This is Dr. Cal Shipley with a review of perforated stomach ulcer and acute peritonitis.
Let’s do a quick review of the abdominal anatomy including the liver, the stomach, and the small intestine. The jejunum, which is the proximal half of the intestine, lies beneath the titles here, but the entire small intestine, including the distal portion, also known as the ileum, is pictured. And the colon, also known as the large intestine, and the peritoneum, or peritoneal membrane, which enfolds and covers most of the stomach, large and small intestines, and liver. The peritoneal membrane blankets the abdominal organs, acting as a barrier to infection and trauma. It also holds the organs in place, particularly the intestines, and prevents them from twisting or kinking. The peritoneum also carries the complex web of blood vessels to and from the organs. The large fold of the peritoneal membrane hangs like an apron from the margins of the transverse colon, and is known as the greater omentum.
Gastric ulcers erode the inner lining of the stomach.
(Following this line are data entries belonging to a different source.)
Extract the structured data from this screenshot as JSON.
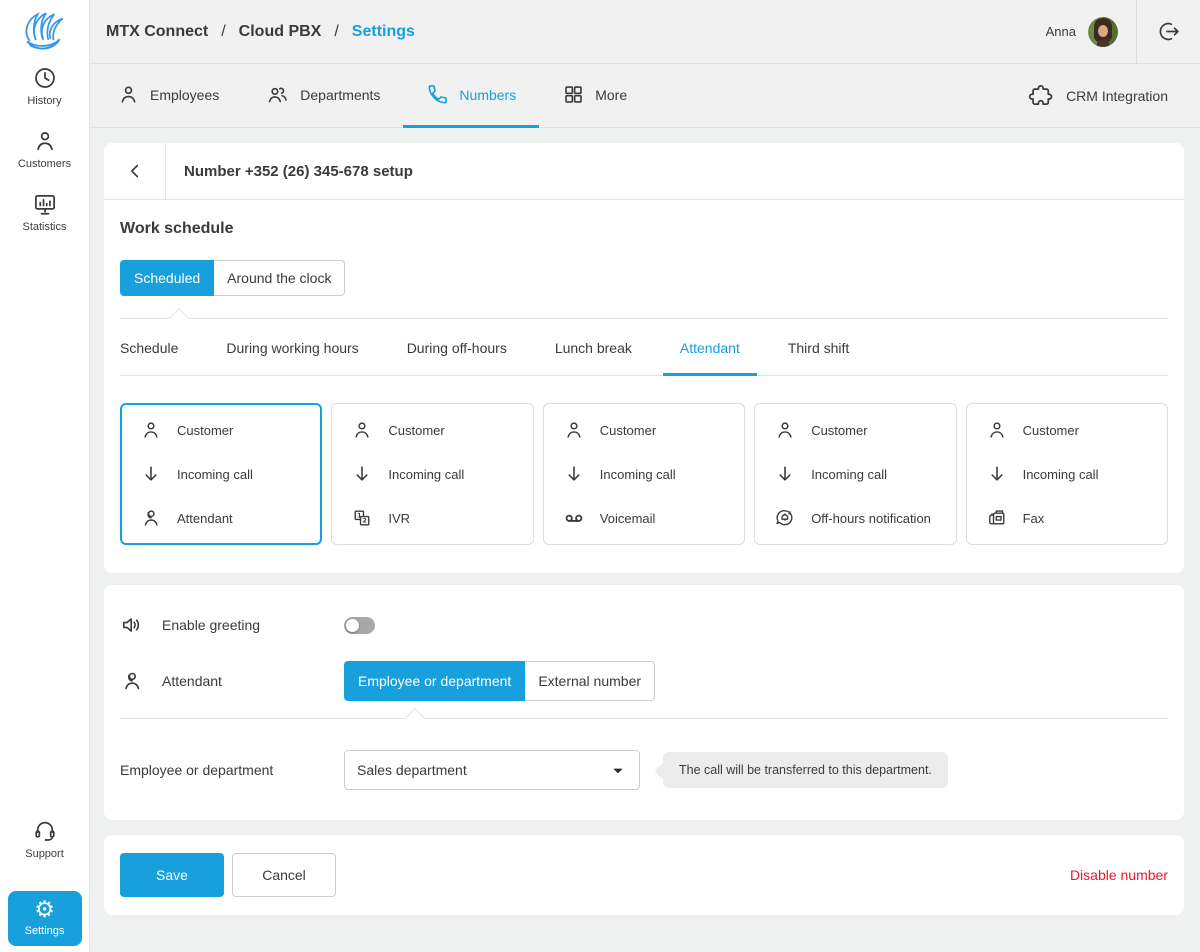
{
  "colors": {
    "accent": "#18a0dc",
    "danger": "#e8192c"
  },
  "header": {
    "breadcrumb": [
      "MTX Connect",
      "Cloud PBX",
      "Settings"
    ],
    "separator": "/",
    "user": "Anna"
  },
  "nav": {
    "tabs": [
      {
        "label": "Employees",
        "icon": "person"
      },
      {
        "label": "Departments",
        "icon": "people"
      },
      {
        "label": "Numbers",
        "icon": "phone",
        "active": true
      },
      {
        "label": "More",
        "icon": "grid"
      }
    ],
    "crm": "CRM Integration"
  },
  "sidebar": {
    "items": [
      {
        "label": "History",
        "icon": "history-clock"
      },
      {
        "label": "Customers",
        "icon": "person"
      },
      {
        "label": "Statistics",
        "icon": "monitor-chart"
      }
    ],
    "support": "Support",
    "settings": "Settings"
  },
  "number_setup": {
    "title": "Number +352 (26) 345-678 setup",
    "section": "Work schedule",
    "schedule_mode": {
      "options": [
        "Scheduled",
        "Around the clock"
      ],
      "active": "Scheduled"
    },
    "tabs": [
      "Schedule",
      "During working hours",
      "During off-hours",
      "Lunch break",
      "Attendant",
      "Third shift"
    ],
    "active_tab": "Attendant",
    "cards": [
      {
        "selected": true,
        "rows": [
          {
            "icon": "customer",
            "label": "Customer"
          },
          {
            "icon": "incoming-call",
            "label": "Incoming call"
          },
          {
            "icon": "attendant",
            "label": "Attendant"
          }
        ]
      },
      {
        "selected": false,
        "rows": [
          {
            "icon": "customer",
            "label": "Customer"
          },
          {
            "icon": "incoming-call",
            "label": "Incoming call"
          },
          {
            "icon": "ivr",
            "label": "IVR"
          }
        ]
      },
      {
        "selected": false,
        "rows": [
          {
            "icon": "customer",
            "label": "Customer"
          },
          {
            "icon": "incoming-call",
            "label": "Incoming call"
          },
          {
            "icon": "voicemail",
            "label": "Voicemail"
          }
        ]
      },
      {
        "selected": false,
        "rows": [
          {
            "icon": "customer",
            "label": "Customer"
          },
          {
            "icon": "incoming-call",
            "label": "Incoming call"
          },
          {
            "icon": "off-hours-notification",
            "label": "Off-hours notification"
          }
        ]
      },
      {
        "selected": false,
        "rows": [
          {
            "icon": "customer",
            "label": "Customer"
          },
          {
            "icon": "incoming-call",
            "label": "Incoming call"
          },
          {
            "icon": "fax",
            "label": "Fax"
          }
        ]
      }
    ]
  },
  "attendant_settings": {
    "greeting_label": "Enable greeting",
    "greeting_enabled": false,
    "attendant_label": "Attendant",
    "type_options": [
      "Employee or department",
      "External number"
    ],
    "type_active": "Employee or department",
    "target_label": "Employee or department",
    "target_value": "Sales department",
    "hint": "The call will be transferred to this department."
  },
  "footer_actions": {
    "save": "Save",
    "cancel": "Cancel",
    "disable": "Disable number"
  }
}
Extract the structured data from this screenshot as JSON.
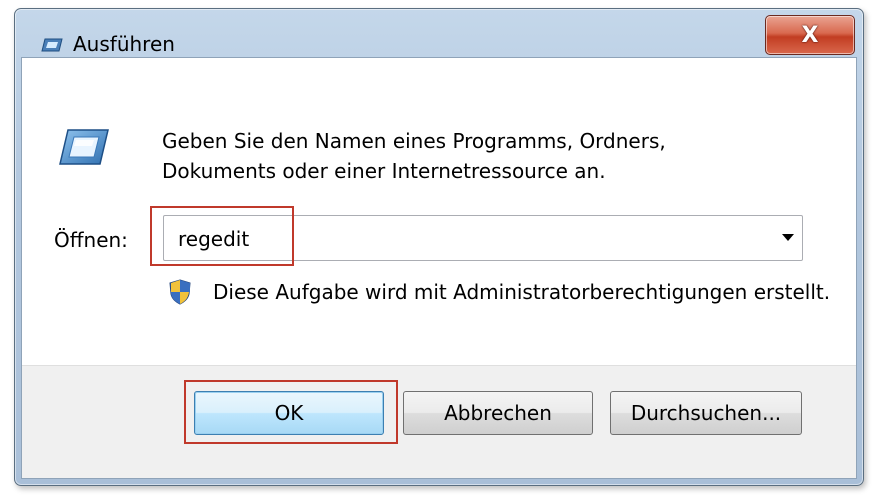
{
  "window": {
    "title": "Ausführen",
    "title_icon": "run-icon",
    "close_label": "X"
  },
  "content": {
    "icon": "run-icon",
    "description_line1": "Geben Sie den Namen eines Programms, Ordners,",
    "description_line2": "Dokuments oder einer Internetressource an.",
    "open_label": "Öffnen:",
    "open_value": "regedit",
    "admin_icon": "uac-shield-icon",
    "admin_note": "Diese Aufgabe wird mit Administratorberechtigungen erstellt."
  },
  "buttons": {
    "ok": "OK",
    "cancel": "Abbrechen",
    "browse": "Durchsuchen..."
  },
  "highlights": {
    "color": "#c0392b"
  }
}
If untreated, such ulcers may eventually create a through and through perforation. Once perforation occurs, there is nothing to stop stomach contents from leaking into the open abdominal cavity. This leakage may consist of food, stomach acid, bacteria, and bile, all of which may have a very toxic, irritating effect on the peritoneal membranes.
The peritoneum becomes inflamed and may become infected. This is known as acute peritonitis. The underlying organs also become inflamed. Exudates and adhesive bands may form among the organs. Ongoing inflammation may result in compromise of blood flow to the organs, resulting in necrosis. Bacteria may cause infection which may enter the blood stream, causing septicemia and possibly septic shock.